(1.) This appeal is directed against the preliminary decree in a suit for partition. The parties litigants are members of a family of Gayals and are descended from one Sankar Lal who died on the 13th September 1886. Sankar Lal had three sons, Madho Lal, Narayan Lal and Gobind Lal. Of these, Madho Lal, who died in the life-time of his father on the 11th November 1881, left a widow and an infant son, Chulhan Lal, who is the plaintiff-respondent before this Court. The defendants are Narayan Lal and Gobind Lal. Of these, Narayan Lal died during the pendency of this litigation in the Court below on the 1st. March 1910. Thereupon his sons, Gopal Lal and Damodar Lal, were brought on the record as his representatives-in-interest.
(2.) The case for the plaintiff is that the properties mentioned in the schedule are joint family properties and he is entitled to a one-third share in all of them. The defence substantially is that although the family was joint up to the year 1891, there was a separation at that time, when the mother of the plaintiff left the family house with jewellery and other valuables worth twenty thousand rupees. The defence in substance, therefore, is that in 1891, on account of a family quarrel, the mother of the plaintiff abandoned, on his behalf, his interest in the family properties, and that it is not open to the plaintiff to repudiate this transaction. The defendants also plead, in the alternative, that if the alleged separation is not established, specific properties mentioned in the schedule to the written statement have been acquired by them separately and are not in any event liable or subject to partition. The learned Subordinate Judge has over-ruled the contentions of the defendants and made a preliminary decree in favour of the plaintiff.

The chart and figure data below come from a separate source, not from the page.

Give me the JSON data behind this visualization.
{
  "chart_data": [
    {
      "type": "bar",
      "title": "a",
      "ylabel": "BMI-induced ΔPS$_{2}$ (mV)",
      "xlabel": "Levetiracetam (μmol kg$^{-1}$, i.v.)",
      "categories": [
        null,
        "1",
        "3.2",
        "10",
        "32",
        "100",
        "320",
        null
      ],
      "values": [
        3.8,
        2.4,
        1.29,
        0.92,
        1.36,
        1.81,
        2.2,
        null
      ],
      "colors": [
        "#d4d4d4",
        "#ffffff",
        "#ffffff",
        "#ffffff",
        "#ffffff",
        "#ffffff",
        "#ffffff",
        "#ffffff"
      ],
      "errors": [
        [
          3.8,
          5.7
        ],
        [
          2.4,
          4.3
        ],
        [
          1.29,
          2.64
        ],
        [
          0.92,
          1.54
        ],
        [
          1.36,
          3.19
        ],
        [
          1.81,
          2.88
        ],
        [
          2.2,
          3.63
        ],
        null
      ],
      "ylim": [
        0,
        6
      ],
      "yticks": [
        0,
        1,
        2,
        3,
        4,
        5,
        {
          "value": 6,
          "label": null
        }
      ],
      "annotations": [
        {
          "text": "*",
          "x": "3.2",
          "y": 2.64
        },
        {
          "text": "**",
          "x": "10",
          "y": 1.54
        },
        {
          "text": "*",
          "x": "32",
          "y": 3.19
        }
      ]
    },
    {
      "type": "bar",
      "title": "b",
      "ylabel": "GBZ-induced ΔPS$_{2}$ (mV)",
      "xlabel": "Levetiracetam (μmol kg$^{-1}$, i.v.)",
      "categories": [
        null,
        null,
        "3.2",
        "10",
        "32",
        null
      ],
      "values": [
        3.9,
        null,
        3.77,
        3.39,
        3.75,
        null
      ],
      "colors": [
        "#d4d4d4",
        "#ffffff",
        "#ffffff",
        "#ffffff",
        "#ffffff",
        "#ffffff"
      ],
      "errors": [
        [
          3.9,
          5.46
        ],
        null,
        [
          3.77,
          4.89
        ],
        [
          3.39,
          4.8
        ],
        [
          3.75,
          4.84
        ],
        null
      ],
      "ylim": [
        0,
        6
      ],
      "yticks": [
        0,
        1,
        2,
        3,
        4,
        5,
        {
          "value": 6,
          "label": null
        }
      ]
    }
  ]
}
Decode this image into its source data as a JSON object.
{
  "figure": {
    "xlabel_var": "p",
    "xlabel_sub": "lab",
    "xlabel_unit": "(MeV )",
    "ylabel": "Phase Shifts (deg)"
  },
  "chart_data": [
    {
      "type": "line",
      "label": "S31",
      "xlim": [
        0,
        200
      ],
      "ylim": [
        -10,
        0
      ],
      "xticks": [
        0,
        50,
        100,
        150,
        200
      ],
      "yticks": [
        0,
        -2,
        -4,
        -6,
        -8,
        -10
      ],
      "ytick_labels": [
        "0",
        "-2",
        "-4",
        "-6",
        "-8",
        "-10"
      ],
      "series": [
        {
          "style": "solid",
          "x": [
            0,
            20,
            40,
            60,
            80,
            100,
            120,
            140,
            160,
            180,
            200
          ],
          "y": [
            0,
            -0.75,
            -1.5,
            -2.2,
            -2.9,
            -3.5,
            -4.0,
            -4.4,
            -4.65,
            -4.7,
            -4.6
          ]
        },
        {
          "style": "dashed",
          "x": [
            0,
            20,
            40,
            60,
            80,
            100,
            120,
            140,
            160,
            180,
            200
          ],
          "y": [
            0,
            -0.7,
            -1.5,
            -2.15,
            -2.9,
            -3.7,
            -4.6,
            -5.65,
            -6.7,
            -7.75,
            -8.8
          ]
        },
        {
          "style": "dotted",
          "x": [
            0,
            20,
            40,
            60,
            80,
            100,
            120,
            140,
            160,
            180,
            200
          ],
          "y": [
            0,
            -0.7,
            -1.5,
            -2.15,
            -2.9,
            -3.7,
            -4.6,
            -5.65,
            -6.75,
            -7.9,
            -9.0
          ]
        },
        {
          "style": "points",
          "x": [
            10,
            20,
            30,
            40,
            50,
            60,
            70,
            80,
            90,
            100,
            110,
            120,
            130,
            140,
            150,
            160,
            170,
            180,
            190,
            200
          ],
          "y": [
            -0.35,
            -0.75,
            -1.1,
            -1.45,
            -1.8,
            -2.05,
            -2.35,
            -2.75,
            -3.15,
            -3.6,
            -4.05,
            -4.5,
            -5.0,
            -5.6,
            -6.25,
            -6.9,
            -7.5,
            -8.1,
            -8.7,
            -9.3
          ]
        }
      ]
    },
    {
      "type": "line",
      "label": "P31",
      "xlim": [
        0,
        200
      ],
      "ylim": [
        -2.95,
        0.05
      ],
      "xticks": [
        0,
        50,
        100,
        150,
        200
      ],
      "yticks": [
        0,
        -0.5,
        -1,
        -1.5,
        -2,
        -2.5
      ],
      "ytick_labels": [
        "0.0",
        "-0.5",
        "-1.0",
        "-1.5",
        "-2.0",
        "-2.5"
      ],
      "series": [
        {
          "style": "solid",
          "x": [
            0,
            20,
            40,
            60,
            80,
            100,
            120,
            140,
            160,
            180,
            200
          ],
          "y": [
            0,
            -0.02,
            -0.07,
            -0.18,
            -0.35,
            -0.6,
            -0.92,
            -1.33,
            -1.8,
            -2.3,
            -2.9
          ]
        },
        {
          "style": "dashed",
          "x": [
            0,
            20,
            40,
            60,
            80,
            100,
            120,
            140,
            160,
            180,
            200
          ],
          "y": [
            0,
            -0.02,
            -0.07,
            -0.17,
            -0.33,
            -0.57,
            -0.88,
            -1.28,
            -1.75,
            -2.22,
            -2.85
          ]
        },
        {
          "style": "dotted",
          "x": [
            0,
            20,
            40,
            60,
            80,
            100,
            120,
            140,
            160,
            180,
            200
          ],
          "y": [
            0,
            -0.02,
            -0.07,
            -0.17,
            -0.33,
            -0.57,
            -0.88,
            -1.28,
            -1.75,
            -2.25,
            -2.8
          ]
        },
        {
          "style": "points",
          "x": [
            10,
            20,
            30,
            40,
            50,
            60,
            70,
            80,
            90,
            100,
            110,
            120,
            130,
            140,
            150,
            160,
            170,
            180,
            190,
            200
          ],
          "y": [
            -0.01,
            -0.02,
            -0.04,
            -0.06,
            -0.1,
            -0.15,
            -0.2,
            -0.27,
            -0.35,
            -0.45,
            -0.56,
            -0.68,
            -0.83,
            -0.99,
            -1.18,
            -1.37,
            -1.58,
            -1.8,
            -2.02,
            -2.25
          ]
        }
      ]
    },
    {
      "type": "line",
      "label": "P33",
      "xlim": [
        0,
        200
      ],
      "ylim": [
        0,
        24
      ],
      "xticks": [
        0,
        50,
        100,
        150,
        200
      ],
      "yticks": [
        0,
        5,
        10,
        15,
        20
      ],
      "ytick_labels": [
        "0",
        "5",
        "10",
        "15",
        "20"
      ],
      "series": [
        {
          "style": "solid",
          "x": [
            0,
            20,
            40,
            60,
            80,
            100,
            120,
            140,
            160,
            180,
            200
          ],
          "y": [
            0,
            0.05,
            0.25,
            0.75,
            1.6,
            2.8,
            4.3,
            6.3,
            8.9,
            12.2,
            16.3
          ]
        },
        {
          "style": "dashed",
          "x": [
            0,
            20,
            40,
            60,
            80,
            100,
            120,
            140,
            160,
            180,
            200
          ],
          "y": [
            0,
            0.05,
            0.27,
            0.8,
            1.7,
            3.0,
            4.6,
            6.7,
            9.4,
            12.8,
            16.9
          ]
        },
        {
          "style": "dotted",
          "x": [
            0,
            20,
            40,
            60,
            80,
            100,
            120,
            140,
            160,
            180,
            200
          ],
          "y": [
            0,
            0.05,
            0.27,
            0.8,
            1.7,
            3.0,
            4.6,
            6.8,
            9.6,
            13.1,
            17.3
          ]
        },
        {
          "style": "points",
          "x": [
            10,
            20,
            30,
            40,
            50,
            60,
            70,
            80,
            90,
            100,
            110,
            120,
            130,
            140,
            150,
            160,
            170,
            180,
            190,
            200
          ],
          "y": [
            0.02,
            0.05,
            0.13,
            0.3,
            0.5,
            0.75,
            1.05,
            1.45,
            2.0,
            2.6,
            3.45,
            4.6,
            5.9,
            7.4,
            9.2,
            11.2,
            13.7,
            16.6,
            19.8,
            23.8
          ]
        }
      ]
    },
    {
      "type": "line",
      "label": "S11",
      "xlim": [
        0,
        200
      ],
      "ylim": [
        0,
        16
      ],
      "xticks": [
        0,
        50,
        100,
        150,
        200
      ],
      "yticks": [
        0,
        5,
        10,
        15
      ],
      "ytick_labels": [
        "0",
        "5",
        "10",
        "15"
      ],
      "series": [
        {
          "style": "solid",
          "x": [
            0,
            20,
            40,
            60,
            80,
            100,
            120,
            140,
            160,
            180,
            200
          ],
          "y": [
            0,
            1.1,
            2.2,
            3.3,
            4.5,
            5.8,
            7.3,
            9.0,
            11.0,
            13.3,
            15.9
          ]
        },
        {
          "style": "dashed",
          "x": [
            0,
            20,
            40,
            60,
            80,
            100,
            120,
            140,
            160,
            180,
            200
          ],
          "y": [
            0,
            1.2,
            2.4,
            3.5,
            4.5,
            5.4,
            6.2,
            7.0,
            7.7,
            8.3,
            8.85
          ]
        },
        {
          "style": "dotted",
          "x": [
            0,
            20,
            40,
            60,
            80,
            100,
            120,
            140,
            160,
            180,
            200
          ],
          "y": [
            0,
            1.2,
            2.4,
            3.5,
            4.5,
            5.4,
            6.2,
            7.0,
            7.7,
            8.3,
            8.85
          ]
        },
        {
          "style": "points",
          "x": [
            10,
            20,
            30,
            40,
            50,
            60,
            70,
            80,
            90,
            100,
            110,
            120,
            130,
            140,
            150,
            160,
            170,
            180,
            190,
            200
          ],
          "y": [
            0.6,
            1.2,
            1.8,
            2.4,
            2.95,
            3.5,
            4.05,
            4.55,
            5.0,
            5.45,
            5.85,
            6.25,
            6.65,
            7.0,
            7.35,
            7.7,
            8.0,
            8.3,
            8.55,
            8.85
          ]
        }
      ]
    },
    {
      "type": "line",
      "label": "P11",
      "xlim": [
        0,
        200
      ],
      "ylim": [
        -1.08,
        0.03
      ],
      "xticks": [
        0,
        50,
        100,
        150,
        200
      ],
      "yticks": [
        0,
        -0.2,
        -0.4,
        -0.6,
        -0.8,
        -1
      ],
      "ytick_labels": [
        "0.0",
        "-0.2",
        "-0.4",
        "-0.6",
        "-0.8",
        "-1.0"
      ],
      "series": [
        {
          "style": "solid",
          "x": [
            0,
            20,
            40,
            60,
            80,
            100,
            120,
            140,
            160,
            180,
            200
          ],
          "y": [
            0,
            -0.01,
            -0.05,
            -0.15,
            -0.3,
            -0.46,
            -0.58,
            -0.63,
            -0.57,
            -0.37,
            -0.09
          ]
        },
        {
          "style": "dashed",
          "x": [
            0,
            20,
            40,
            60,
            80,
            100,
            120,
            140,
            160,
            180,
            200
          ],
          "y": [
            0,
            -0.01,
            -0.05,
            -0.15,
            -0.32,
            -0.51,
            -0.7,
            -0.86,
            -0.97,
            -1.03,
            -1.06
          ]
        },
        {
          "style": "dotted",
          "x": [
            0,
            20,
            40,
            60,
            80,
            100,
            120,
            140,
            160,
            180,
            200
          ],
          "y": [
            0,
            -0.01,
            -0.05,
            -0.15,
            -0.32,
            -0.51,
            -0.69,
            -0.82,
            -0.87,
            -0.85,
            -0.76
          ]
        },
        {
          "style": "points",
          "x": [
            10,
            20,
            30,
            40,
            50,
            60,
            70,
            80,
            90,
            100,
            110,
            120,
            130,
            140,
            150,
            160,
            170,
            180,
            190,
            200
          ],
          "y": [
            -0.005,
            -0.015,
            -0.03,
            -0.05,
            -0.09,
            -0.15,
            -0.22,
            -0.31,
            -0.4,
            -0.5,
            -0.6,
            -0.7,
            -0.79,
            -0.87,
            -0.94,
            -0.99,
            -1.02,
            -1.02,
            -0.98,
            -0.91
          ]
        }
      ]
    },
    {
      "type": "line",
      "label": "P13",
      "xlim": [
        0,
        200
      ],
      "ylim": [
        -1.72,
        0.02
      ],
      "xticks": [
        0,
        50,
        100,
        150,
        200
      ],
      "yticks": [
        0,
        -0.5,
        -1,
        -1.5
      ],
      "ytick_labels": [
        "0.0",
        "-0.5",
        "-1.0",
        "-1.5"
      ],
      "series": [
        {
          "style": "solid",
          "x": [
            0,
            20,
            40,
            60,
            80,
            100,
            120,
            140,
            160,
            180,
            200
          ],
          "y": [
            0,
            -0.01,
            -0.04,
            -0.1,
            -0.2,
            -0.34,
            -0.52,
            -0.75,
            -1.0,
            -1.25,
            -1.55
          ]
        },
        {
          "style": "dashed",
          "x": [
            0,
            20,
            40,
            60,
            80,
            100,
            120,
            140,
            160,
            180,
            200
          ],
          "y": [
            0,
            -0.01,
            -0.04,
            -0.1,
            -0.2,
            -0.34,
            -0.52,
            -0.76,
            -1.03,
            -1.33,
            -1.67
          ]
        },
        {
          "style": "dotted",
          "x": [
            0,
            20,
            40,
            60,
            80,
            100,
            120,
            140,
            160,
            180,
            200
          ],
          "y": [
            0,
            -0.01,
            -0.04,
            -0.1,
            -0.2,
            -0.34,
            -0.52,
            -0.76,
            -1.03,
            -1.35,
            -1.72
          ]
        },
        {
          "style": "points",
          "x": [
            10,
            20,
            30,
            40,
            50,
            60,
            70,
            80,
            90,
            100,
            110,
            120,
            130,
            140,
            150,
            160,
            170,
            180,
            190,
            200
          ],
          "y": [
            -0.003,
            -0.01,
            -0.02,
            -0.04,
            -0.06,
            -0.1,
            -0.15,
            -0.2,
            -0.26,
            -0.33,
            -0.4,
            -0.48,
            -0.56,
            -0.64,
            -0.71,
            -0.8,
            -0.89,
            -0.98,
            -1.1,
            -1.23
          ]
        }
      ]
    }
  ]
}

(3.) The defendants have now appealed to this Court, and on their behalf the decision of the Subordinate Judge has been assailed on five grounds, namely, first, that upon the evidence it ought to have been held that the dissolution of the joint family had taken place in 1891; secondly, that if the family was found to be joint at the date of the institution of the suit, the house known as 34 Deo Chawra ought to have been treated as separate property of the first defendant; thirdly, that the Subordinate Judge has erroneously directed a partition of the books in which the names of the pilgrims have been recorded from generation to generation; fourthly, that a horse and carriage have been erroneously found by the Subordinate Judge to be joint family property, whereas they were given to the first defendant by his maternal grandfather, and fifthly, that the ornaments in the possession of the defendants have been erroneously treated as joint family properties liable to be partitioned, whereas it ought to have been held that they were articles which had been pledged with the second defendant by the owners and were not liable to be partitioned.